First of all, here is the air filter difference, lol...
Here's the stock grounds...
Yeah, pretty bad...
Paint isn't a good conductor, so off it goes!
I used some 4-awg Stinger RPM series I had laying around from my stereo days. Bought the only crimps I could find for them and pounded them until they were in there solid...
Installed! (With Noalox, since mixing metals...)
The EPS wire actually looked good. I tested for resistance and my meter couldn't find any, so I decided to reuse it for now. I did sand down to bare metal on the chassis, though, for good measures.
I then went to the battery ground... pretty critical this guy is in good shape.
I bought a clamp-and-cable combo for $5, but it was definitely longer than the stock one... that's OK, I was planning to ground the battery directly to the engine anyways, so I built a 4-awg (with smaller ring terminals this time... didn't realize I bought such large ones on the engine to chassis grounds). Wouldn't have fit on the battery terminal otherwise. I wanted to do the engine ground directly to the head, but couldn't find a good reliable way to do so, but it's easy enough to change later. There was a large bolt hold above the O2 sensor connection mount (that also had some grounds going to it), but couldn't find a bolt to fit it. Might have stuck out too far anyways.

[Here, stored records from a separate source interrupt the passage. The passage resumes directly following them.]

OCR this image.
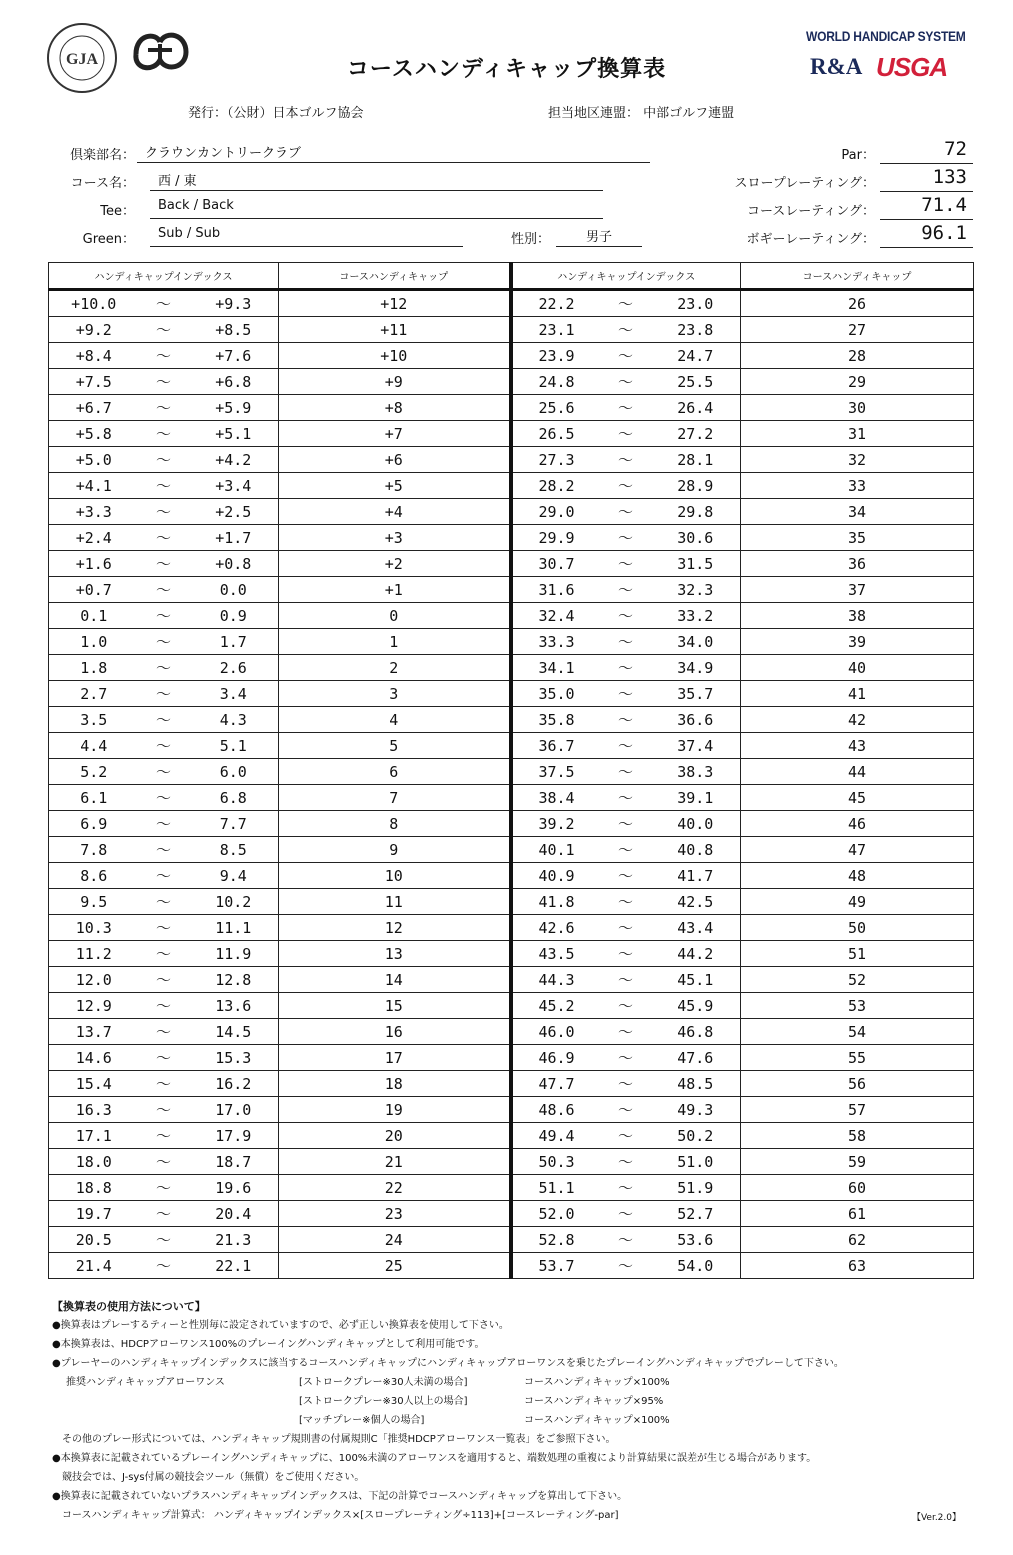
GJA	コースハンディキャップ換算表
WORLD HANDICAP SYSTEM
R&A USGA
発行：（公財）日本ゴルフ協会	担当地区連盟： 中部ゴルフ連盟
倶楽部名： クラウンカントリークラブ
コース名：	西 / 東
Tee：	Back / Back
Green：	Sub / Sub	性別：	男子
Par：	72
スロープレーティング：	133
コースレーティング：	71.4
ボギーレーティング：	96.1
ハンディキャップインデックス			コースハンディキャップ	ハンディキャップインデックス			コースハンディキャップ
+10.0	～	+9.3	+12	22.2	～	23.0	26
+9.2	～	+8.5	+11	23.1	～	23.8	27
+8.4	～	+7.6	+10	23.9	～	24.7	28
+7.5	～	+6.8	+9	24.8	～	25.5	29
+6.7	～	+5.9	+8	25.6	～	26.4	30
+5.8	～	+5.1	+7	26.5	～	27.2	31
+5.0	～	+4.2	+6	27.3	～	28.1	32
+4.1	～	+3.4	+5	28.2	～	28.9	33
+3.3	～	+2.5	+4	29.0	～	29.8	34
+2.4	～	+1.7	+3	29.9	～	30.6	35
+1.6	～	+0.8	+2	30.7	～	31.5	36
+0.7	～	0.0	+1	31.6	～	32.3	37
0.1	～	0.9	0	32.4	～	33.2	38
1.0	～	1.7	1	33.3	～	34.0	39
1.8	～	2.6	2	34.1	～	34.9	40
2.7	～	3.4	3	35.0	～	35.7	41
3.5	～	4.3	4	35.8	～	36.6	42
4.4	～	5.1	5	36.7	～	37.4	43
5.2	～	6.0	6	37.5	～	38.3	44
6.1	～	6.8	7	38.4	～	39.1	45
6.9	～	7.7	8	39.2	～	40.0	46
7.8	～	8.5	9	40.1	～	40.8	47
8.6	～	9.4	10	40.9	～	41.7	48
9.5	～	10.2	11	41.8	～	42.5	49
10.3	～	11.1	12	42.6	～	43.4	50
11.2	～	11.9	13	43.5	～	44.2	51
12.0	～	12.8	14	44.3	～	45.1	52
12.9	～	13.6	15	45.2	～	45.9	53
13.7	～	14.5	16	46.0	～	46.8	54
14.6	～	15.3	17	46.9	～	47.6	55
15.4	～	16.2	18	47.7	～	48.5	56
16.3	～	17.0	19	48.6	～	49.3	57
17.1	～	17.9	20	49.4	～	50.2	58
18.0	～	18.7	21	50.3	～	51.0	59
18.8	～	19.6	22	51.1	～	51.9	60
19.7	～	20.4	23	52.0	～	52.7	61
20.5	～	21.3	24	52.8	～	53.6	62
21.4	～	22.1	25	53.7	～	54.0	63
【換算表の使用方法について】
●換算表はプレーするティーと性別毎に設定されていますので、必ず正しい換算表を使用して下さい。
●本換算表は、HDCPアローワンス100%のプレーイングハンディキャップとして利用可能です。
●プレーヤーのハンディキャップインデックスに該当するコースハンディキャップにハンディキャップアローワンスを乗じたプレーイングハンディキャップでプレーして下さい。
推奨ハンディキャップアローワンス	[ストロークプレー※30人未満の場合]	コースハンディキャップ×100%
[ストロークプレー※30人以上の場合]	コースハンディキャップ×95%
[マッチプレー※個人の場合]	コースハンディキャップ×100%
その他のプレー形式については、ハンディキャップ規則書の付属規則C「推奨HDCPアローワンス一覧表」をご参照下さい。
●本換算表に記載されているプレーイングハンディキャップに、100%未満のアローワンスを適用すると、端数処理の重複により計算結果に誤差が生じる場合があります。
競技会では、J-sys付属の競技会ツール（無償）をご使用ください。
●換算表に記載されていないプラスハンディキャップインデックスは、下記の計算でコースハンディキャップを算出して下さい。
コースハンディキャップ計算式： ハンディキャップインデックス×[スロープレーティング÷113]+[コースレーティング-par]	【Ver.2.0】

Finally, confirmed the engine torque mount was done for. Figured, taking off in 1st feels pretty "long" compared to what it should and after shifting as well. Dealt with it in my Neon by filling mounts with urethane. I used the McMaster-Carr stuff before, but I'm going to try the 3M Window Weld this go-around. It's around $28 at the local auto parts store and should be a little easier to apply than the McMaster-Carr stuff.

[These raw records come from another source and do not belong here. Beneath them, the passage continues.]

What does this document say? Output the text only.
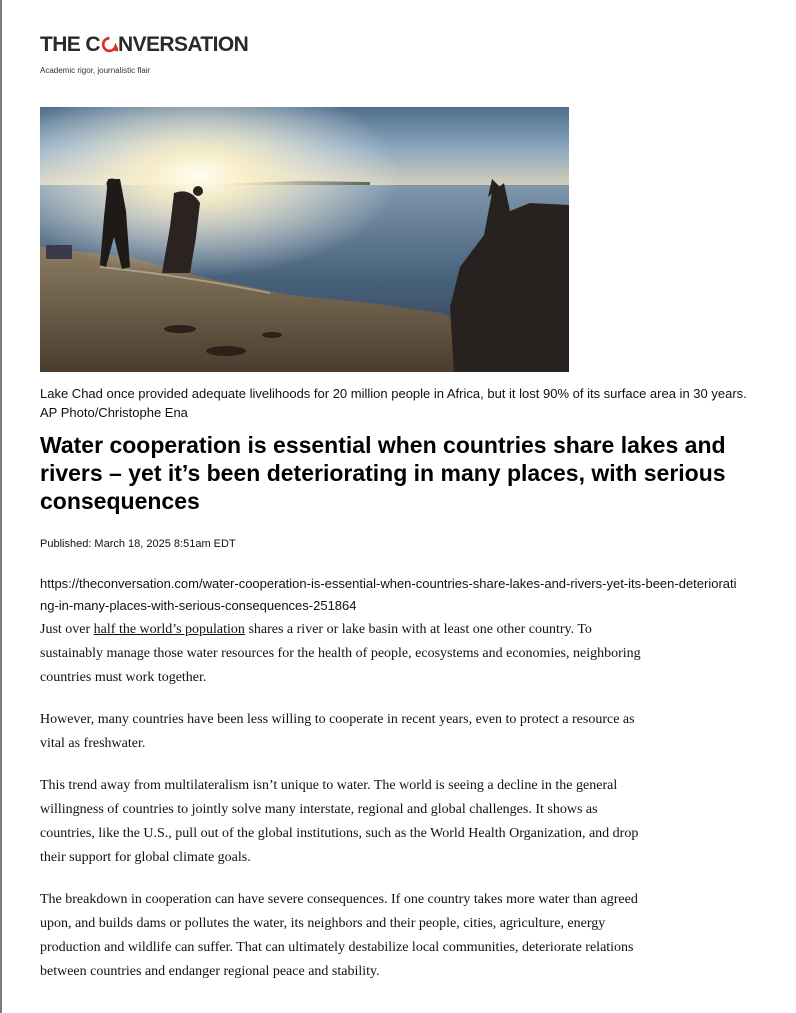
THE C NVERSATION
Academic rigor, journalistic flair
Lake Chad once provided adequate livelihoods for 20 million people in Africa, but it lost 90% of its surface area in 30 years.
AP Photo/Christophe Ena
Water cooperation is essential when countries share lakes and rivers – yet it’s been deteriorating in many places, with serious consequences
Published: March 18, 2025 8:51am EDT
https://theconversation.com/water-cooperation-is-essential-when-countries-share-lakes-and-rivers-yet-its-been-deteriorating-in-many-places-with-serious-consequences-251864

Just over half the world’s population shares a river or lake basin with at least one other country. To sustainably manage those water resources for the health of people, ecosystems and economies, neighboring countries must work together.

However, many countries have been less willing to cooperate in recent years, even to protect a resource as vital as freshwater.

This trend away from multilateralism isn’t unique to water. The world is seeing a decline in the general willingness of countries to jointly solve many interstate, regional and global challenges. It shows as countries, like the U.S., pull out of the global institutions, such as the World Health Organization, and drop their support for global climate goals.

The breakdown in cooperation can have severe consequences. If one country takes more water than agreed upon, and builds dams or pollutes the water, its neighbors and their people, cities, agriculture, energy production and wildlife can suffer. That can ultimately destabilize local communities, deteriorate relations between countries and endanger regional peace and stability.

That pretty much wraps up today. Oh, I also found the oil was about a quart too high (like 1/2" higher than the 2nd hole on the dipstick!) so I uncorked and let some drain out. Seems to be just below that hole now.

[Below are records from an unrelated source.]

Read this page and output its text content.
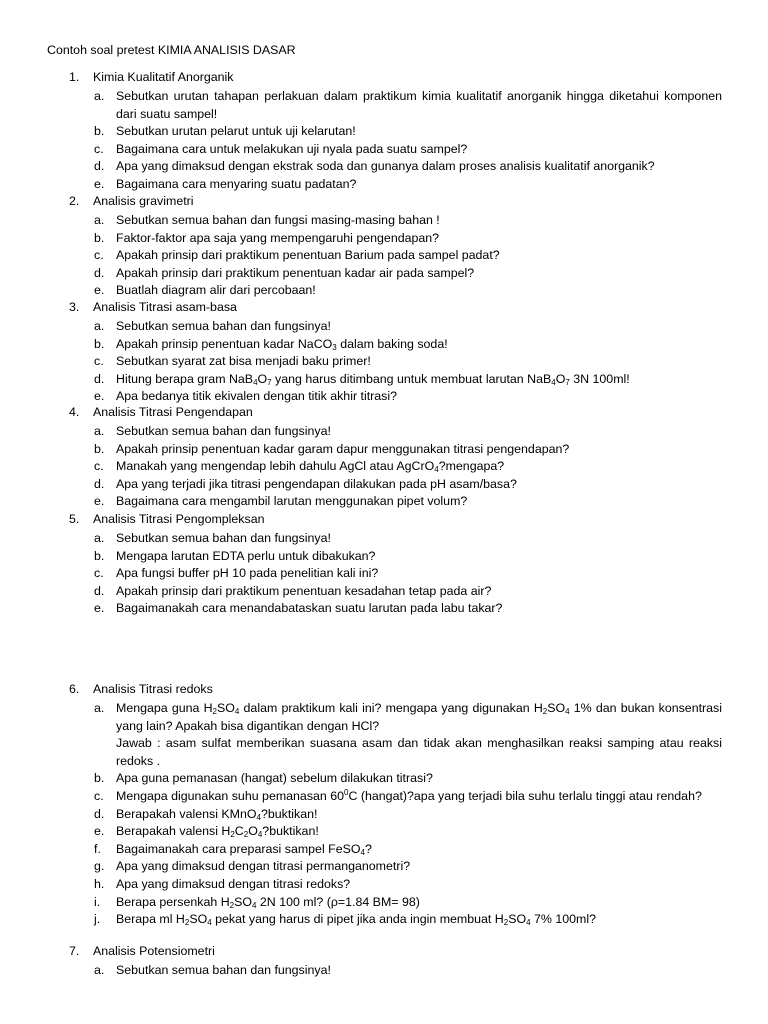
Contoh soal pretest KIMIA ANALISIS DASAR
1. Kimia Kualitatif Anorganik
a. Sebutkan urutan tahapan perlakuan dalam praktikum kimia kualitatif anorganik hingga diketahui komponen dari suatu sampel!
b. Sebutkan urutan pelarut untuk uji kelarutan!
c. Bagaimana cara untuk melakukan uji nyala pada suatu sampel?
d. Apa yang dimaksud dengan ekstrak soda dan gunanya dalam proses analisis kualitatif anorganik?
e. Bagaimana cara menyaring suatu padatan?
2. Analisis gravimetri
a. Sebutkan semua bahan dan fungsi masing-masing bahan !
b. Faktor-faktor apa saja yang mempengaruhi pengendapan?
c. Apakah prinsip dari praktikum penentuan Barium pada sampel padat?
d. Apakah prinsip dari praktikum penentuan kadar air pada sampel?
e. Buatlah diagram alir dari percobaan!
3. Analisis Titrasi asam-basa
a. Sebutkan semua bahan dan fungsinya!
b. Apakah prinsip penentuan kadar NaCO$_3$ dalam baking soda!
c. Sebutkan syarat zat bisa menjadi baku primer!
d. Hitung berapa gram $NaB_4O_7$ yang harus ditimbang untuk membuat larutan $NaB_4O_7$ 3N 100ml!
e. Apa bedanya titik ekivalen dengan titik akhir titrasi?
4. Analisis Titrasi Pengendapan
a. Sebutkan semua bahan dan fungsinya!
b. Apakah prinsip penentuan kadar garam dapur menggunakan titrasi pengendapan?
c. Manakah yang mengendap lebih dahulu AgCl atau AgCrO$_4$?mengapa?
d. Apa yang terjadi jika titrasi pengendapan dilakukan pada pH asam/basa?
e. Bagaimana cara mengambil larutan menggunakan pipet volum?
5. Analisis Titrasi Pengompleksan
a. Sebutkan semua bahan dan fungsinya!
b. Mengapa larutan EDTA perlu untuk dibakukan?
c. Apa fungsi buffer pH 10 pada penelitian kali ini?
d. Apakah prinsip dari praktikum penentuan kesadahan tetap pada air?
e. Bagaimanakah cara menandabataskan suatu larutan pada labu takar?
6. Analisis Titrasi redoks
a. Mengapa guna $H_2SO_4$ dalam praktikum kali ini? mengapa yang digunakan $H_2SO_4$ 1% dan bukan konsentrasi yang lain? Apakah bisa digantikan dengan HCl?
Jawab : asam sulfat memberikan suasana asam dan tidak akan menghasilkan reaksi samping atau reaksi redoks .
b. Apa guna pemanasan (hangat) sebelum dilakukan titrasi?
c. Mengapa digunakan suhu pemanasan $60^0C$ (hangat)?apa yang terjadi bila suhu terlalu tinggi atau rendah?
d. Berapakah valensi KMnO$_4$?buktikan!
e. Berapakah valensi $H_2C_2O_4?buktikan$!
f. Bagaimanakah cara preparasi sampel FeSO$_4$?
g. Apa yang dimaksud dengan titrasi permanganometri?
h. Apa yang dimaksud dengan titrasi redoks?
i. Berapa persenkah $H_2SO_4$ 2N 100 ml? (ρ=1.84 BM= 98)
j. Berapa ml $H_2SO_4$ pekat yang harus di pipet jika anda ingin membuat $H_2SO_4$ 7% 100ml?
7. Analisis Potensiometri
a. Sebutkan semua bahan dan fungsinya!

Important question!: I went to pull the plugs out because I bought some new ones. I went for the center plug first and it was really resistant the whole way out. Towards the end, though, it got REALLY hard to turn out. I got scared and put it back (I've stripped out a plug head on an old Neon and it was a nightmare to deal with). Anybody experience this before? My only guess is the threads stuck in the combustion chamber a bit and caught some carbon build up. Seafoam through the intake and let sit? Try it on a warm engine?! Just looking for some advice. Never had plugs turn ~10 times and only get harder to pull out before!